Dubai: For the local F&B sector, there’s no such thing as taking a breather. More concepts are putting out the tables and their best cutlery to woo diners, and locations keep opening up at malls and streetside to accommodate the newcomers and those established brands that are seeking additional outlets.
Meantime, local business groups espy great potential in diversifying into fine and casual dining, as well in fast food. It is rumoured that one such entity with interests in real estate development will shortly confirm its foray into F&B shortly. And quite an amount of sizable funds are available to keep such plans simmering, with private equity starting to show a good deal of interest in the sector. (A F&B outlet at one of the prestige towers in Dubai has an asking price of just under Dh1.5 million, and has had no issues with trying to find bidders.)
But behind all the ceaseless activity, there are some real concerns bubbling through — “The cost of goods is not changing, which in turn, impacts the industry and diminishes the success rates of businesses,” said Jihad El Eit, founder and CEO of the Man’oushe Street chain, And “especially for entrepreneurs who are trying to cope with the high expenses of rent, paying employees and other related operational expenses.
“With all of these, businesses are already losing 35 per cent of their cost margin.”
Add to the already high expenses on rents and staff comes the additional cost incurred by the new fuel pricing mechanism, and more so in the mid- to lower end of the F&B spectrum.

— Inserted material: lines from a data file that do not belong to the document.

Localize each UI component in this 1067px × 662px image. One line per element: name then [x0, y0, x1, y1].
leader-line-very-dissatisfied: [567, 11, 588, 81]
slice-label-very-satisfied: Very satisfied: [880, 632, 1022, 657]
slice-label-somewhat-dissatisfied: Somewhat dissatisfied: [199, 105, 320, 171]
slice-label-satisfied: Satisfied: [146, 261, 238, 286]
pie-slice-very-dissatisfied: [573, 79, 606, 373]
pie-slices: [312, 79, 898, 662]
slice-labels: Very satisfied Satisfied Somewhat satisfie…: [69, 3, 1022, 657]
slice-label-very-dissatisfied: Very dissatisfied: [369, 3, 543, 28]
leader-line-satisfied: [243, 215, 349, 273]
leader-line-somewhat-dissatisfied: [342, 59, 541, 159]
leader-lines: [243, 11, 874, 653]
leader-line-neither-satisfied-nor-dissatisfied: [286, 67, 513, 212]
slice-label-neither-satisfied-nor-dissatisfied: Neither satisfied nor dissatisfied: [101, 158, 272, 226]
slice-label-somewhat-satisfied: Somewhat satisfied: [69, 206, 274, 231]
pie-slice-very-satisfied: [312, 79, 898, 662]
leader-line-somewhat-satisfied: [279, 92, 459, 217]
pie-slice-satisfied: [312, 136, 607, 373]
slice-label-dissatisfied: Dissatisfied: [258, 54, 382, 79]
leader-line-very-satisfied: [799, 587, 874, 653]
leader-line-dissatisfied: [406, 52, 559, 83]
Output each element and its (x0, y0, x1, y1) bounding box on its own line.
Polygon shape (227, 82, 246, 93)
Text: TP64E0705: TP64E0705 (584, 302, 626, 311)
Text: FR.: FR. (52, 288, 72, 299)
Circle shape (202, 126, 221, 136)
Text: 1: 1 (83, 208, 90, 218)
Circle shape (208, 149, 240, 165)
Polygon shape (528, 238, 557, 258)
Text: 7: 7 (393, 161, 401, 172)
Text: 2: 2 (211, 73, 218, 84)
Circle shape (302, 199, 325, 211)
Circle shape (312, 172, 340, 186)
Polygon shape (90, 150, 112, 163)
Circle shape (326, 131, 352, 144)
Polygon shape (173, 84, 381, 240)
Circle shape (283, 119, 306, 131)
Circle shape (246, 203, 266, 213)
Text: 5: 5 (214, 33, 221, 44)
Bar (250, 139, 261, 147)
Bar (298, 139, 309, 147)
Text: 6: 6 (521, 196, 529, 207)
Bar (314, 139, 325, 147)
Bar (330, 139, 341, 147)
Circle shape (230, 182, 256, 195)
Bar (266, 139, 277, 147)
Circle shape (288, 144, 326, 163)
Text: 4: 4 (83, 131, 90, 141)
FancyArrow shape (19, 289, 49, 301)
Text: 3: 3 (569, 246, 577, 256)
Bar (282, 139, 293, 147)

“Any F&B operator catering to a mid and fast-food consumer market and with a high share of delivery orders [both residential and corporate] in their revenues will feel the pinch,” said the owner of a fast-serve concept. “The increased fuel costs should impact by between 2-3 per cent, and further cutting into net margins that are in the single-digits. The cost of operating a F&B outlet in Dubai, especially, has gone through the roof.”
It explains why even as new operators enter the market, some of the weaker ones go bust. At one particular mid-tier mixed-use tower cluster in Dubai, the attrition rate for F&B outlets have been as high as 50 per cent in the last three years.

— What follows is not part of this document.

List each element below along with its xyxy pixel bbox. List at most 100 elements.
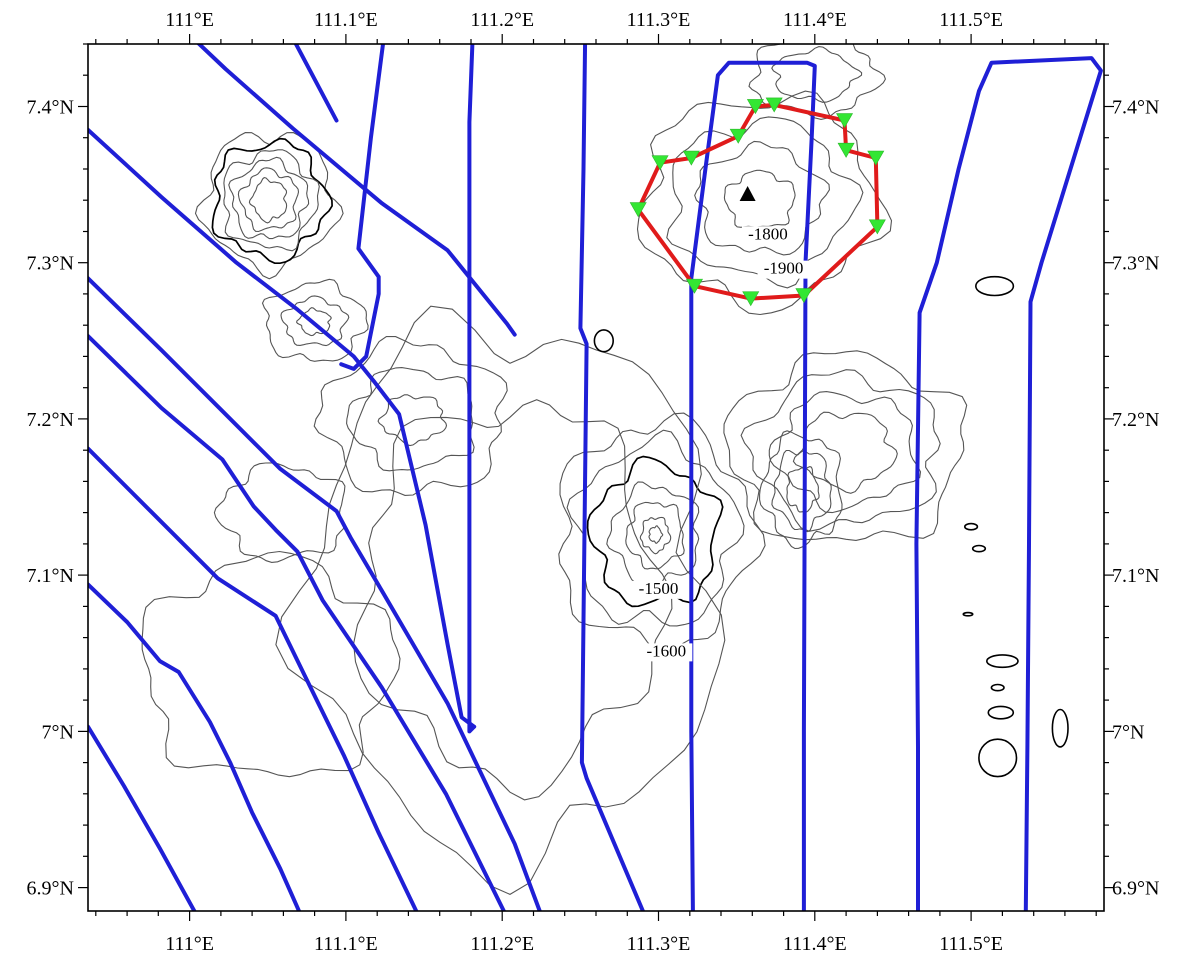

But those operators with deep enough pockets are strictly thinking long term. “All of the trends are upwards and this will continue up to 2020 and beyond — It might be argued that the cost of rental supports a better class of competition,” said Darami Coulter, Global Marketing and Communication Manager at Sumo Sushi & Bento International.
“We work closely with investors prior to any purchase and help them calculate an attractive return on investment. We know which way the market is going.
“Accordingly we have adapted our offering as the market has matured, most recently introducing smaller ‘grab-and-go’ takeaway concepts as well as identifying new process efficiencies for larger dine-in restaurants.
“I do believe the solid concepts will launch, grow, and stay — as long as they focus on rewarding loyalty and focus on the quality of their proposition against discounting their prices.”
And F&B operators better be selective with the locations. Any mismatch there will have dire consequences on viability.
“The idea of locating your F&B business in a mall does not necessarily work for all concepts,” said El Eit. “This is mainly due to the high rentals and the structure of lease agreements, which will make it difficult for some concepts to operate in a mall.
“For example, Man’oushe Street’s concept works better across community malls rather than mega-malls. Of the 13 branches that we operate in the UAE, only one is located within a community mall, while the rest are all in street locations. I believe in the ‘hedgehog concept’ — placing strong focus on what you are doing and doing it right.”